I took a Mopar Performance Deep sump transmission pan and had an adaptor welded onto it for a mechanical temp gauge. I don’t recommend doing this to a normal transmission pan – for the sensor most likely will interfere with the valve body or something else inside (unless placed in an exact position). Using a deep sump pan will help with that. Even better, I have seen some aftermarket transmission that are already pre-drilled for a mechanical temp sensor – so they did the homework for you.
On my garage wall, I have an A727 Mopar Performance deep pan, with a mechanical sensor fitting welded in, for when I build the A727/A518 for my Fifth Ave.

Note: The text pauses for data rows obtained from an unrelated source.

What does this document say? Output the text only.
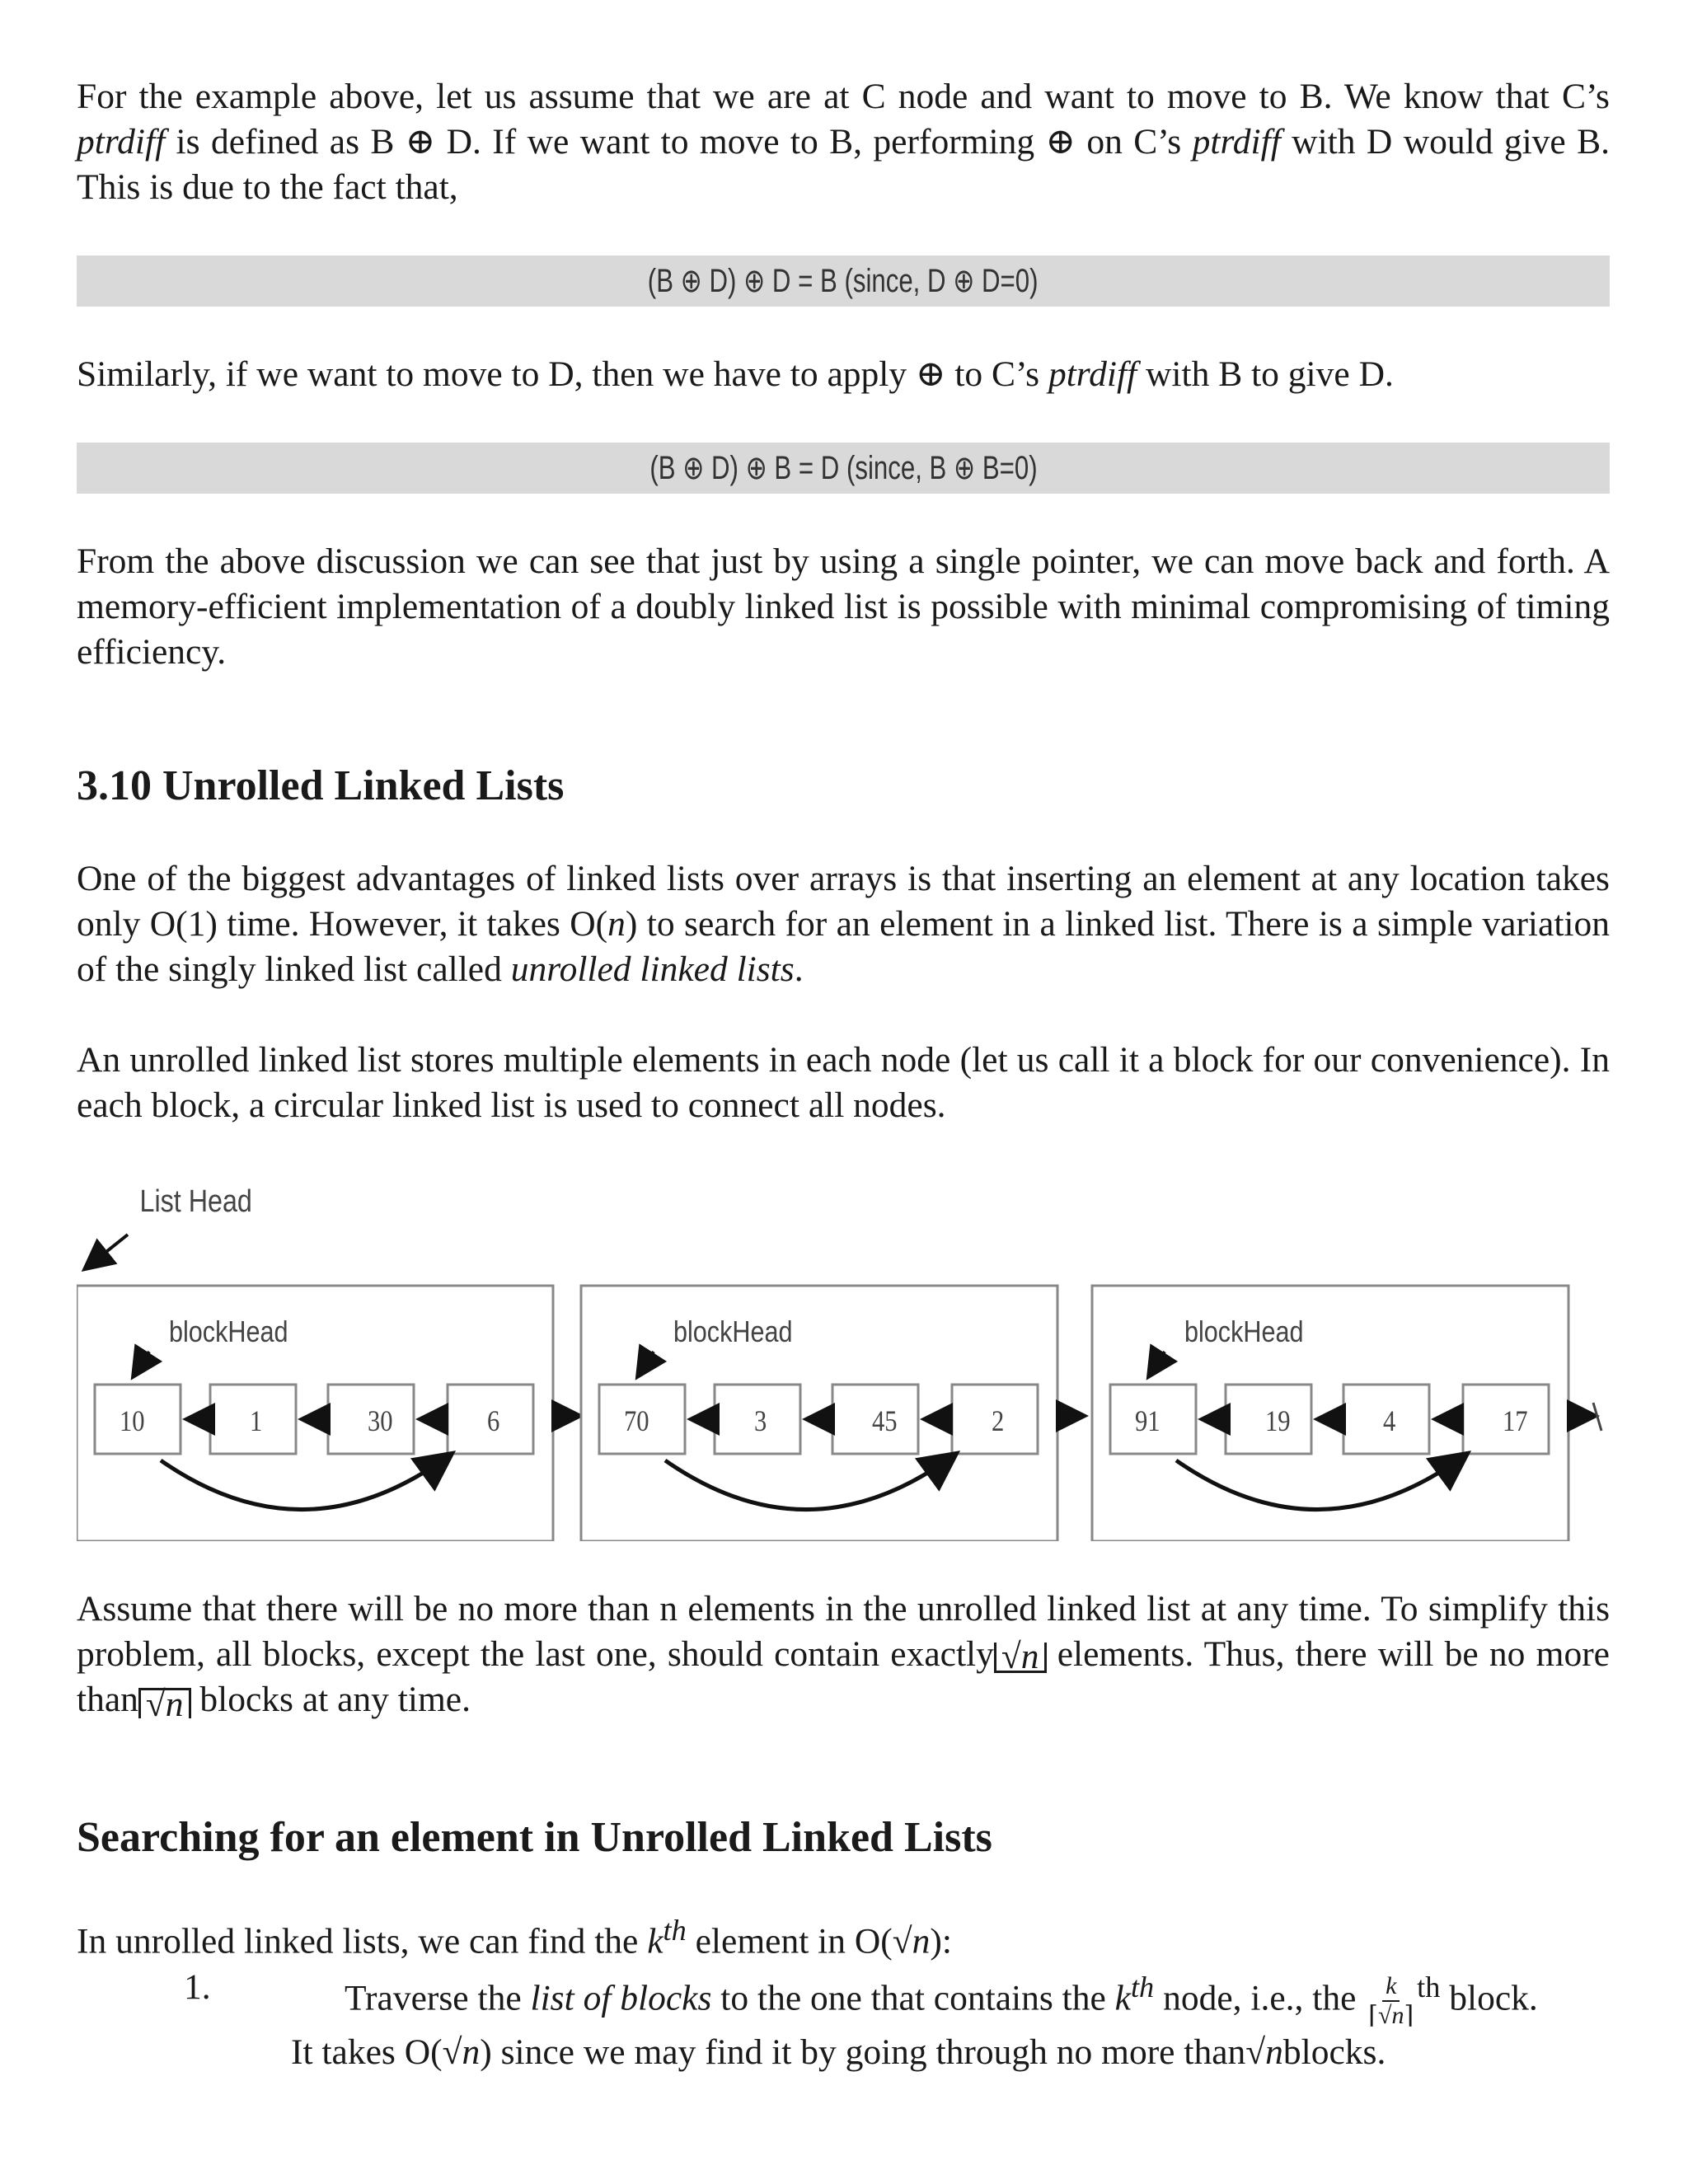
For the example above, let us assume that we are at C node and want to move to B. We know that C’s ptrdiff is defined as B ⊕ D. If we want to move to B, performing ⊕ on C’s ptrdiff with D would give B. This is due to the fact that,

(B ⊕ D) ⊕ D = B (since, D ⊕ D=0)

Similarly, if we want to move to D, then we have to apply ⊕ to C’s ptrdiff with B to give D.

(B ⊕ D) ⊕ B = D (since, B ⊕ B=0)

From the above discussion we can see that just by using a single pointer, we can move back and forth. A memory-efficient implementation of a doubly linked list is possible with minimal compromising of timing efficiency.

3.10 Unrolled Linked Lists

One of the biggest advantages of linked lists over arrays is that inserting an element at any location takes only O(1) time. However, it takes O(n) to search for an element in a linked list. There is a simple variation of the singly linked list called unrolled linked lists.

An unrolled linked list stores multiple elements in each node (let us call it a block for our convenience). In each block, a circular linked list is used to connect all nodes.

List Head
blockHead
10	1	30	6
blockHead
70	3	45	2
blockHead
91	19	4	17

Assume that there will be no more than n elements in the unrolled linked list at any time. To simplify this problem, all blocks, except the last one, should contain exactly √n elements. Thus, there will be no more than √n blocks at any time.

Searching for an element in Unrolled Linked Lists

In unrolled linked lists, we can find the $k^{th}$ element in O(√n):

1.	Traverse the list of blocks to the one that contains the $k^{th}$ node, i.e., the $\frac{k}{⌈√n⌉} ^{th}$ block.
It takes O( √ n ) since we may find it by going through no more than √ n blocks.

It is highly recommended to use a deep sump oil pan for any vehicle that will see more than “old lady” driving. Not picking on anyone, only trying to give a “vision” as to my thinking.
If you looking for an inexpensive deep sump pan, I recommend getting one for the 4-speed overdrive pans like this one for A727
46RH 46RE 47RH 47RE Transmission Pan A518 618 A727 Chrysler Dodge Jeep (99976) | eBay
A904/A998/A999
A500 40RH 42RH 42RE 44RE Oil Pan 1988 & Up fits Jeep Chrysler Dodge NEW | eBay
I “think” these pans are made by Dorman, but not sure. Most of these pans use extra thick metal – which is a good thing sense they sit a bit lower in the car than a stock pan.
I like working with these painted pans for they look better, tend not to rust and cleanup is faster. The overdrive transmissions have an extra layer to the valve body – which requires a deeper pan for the extra parts. These pans can be used as is, but I do recommend using a filter extender – so filter is closer to the bottom of pan.
A727 kit, like the one I mentioned above.
Aftermarket kit for A904/A998/A999
Most people can get by without a need for a transmission temp gauge.
Personally, I would prefer a mechanical sensor with a bright warning light (or buzzer) if temperature gets to a preset reading (like say at 275’ F (135’ C) - but not sure if someone makes one that way.
I would
STOP if transmission temp got to 325’ F (163’ C) and would consider a larger cooler if temps get to 300’ F (150’ C) often.
I can’t remember where I welded my sensor fitting to, but I “believe” it to be on the rear of pan because I remember routing the cable (not sure what you call the sensor wire) along with the speedometer cable.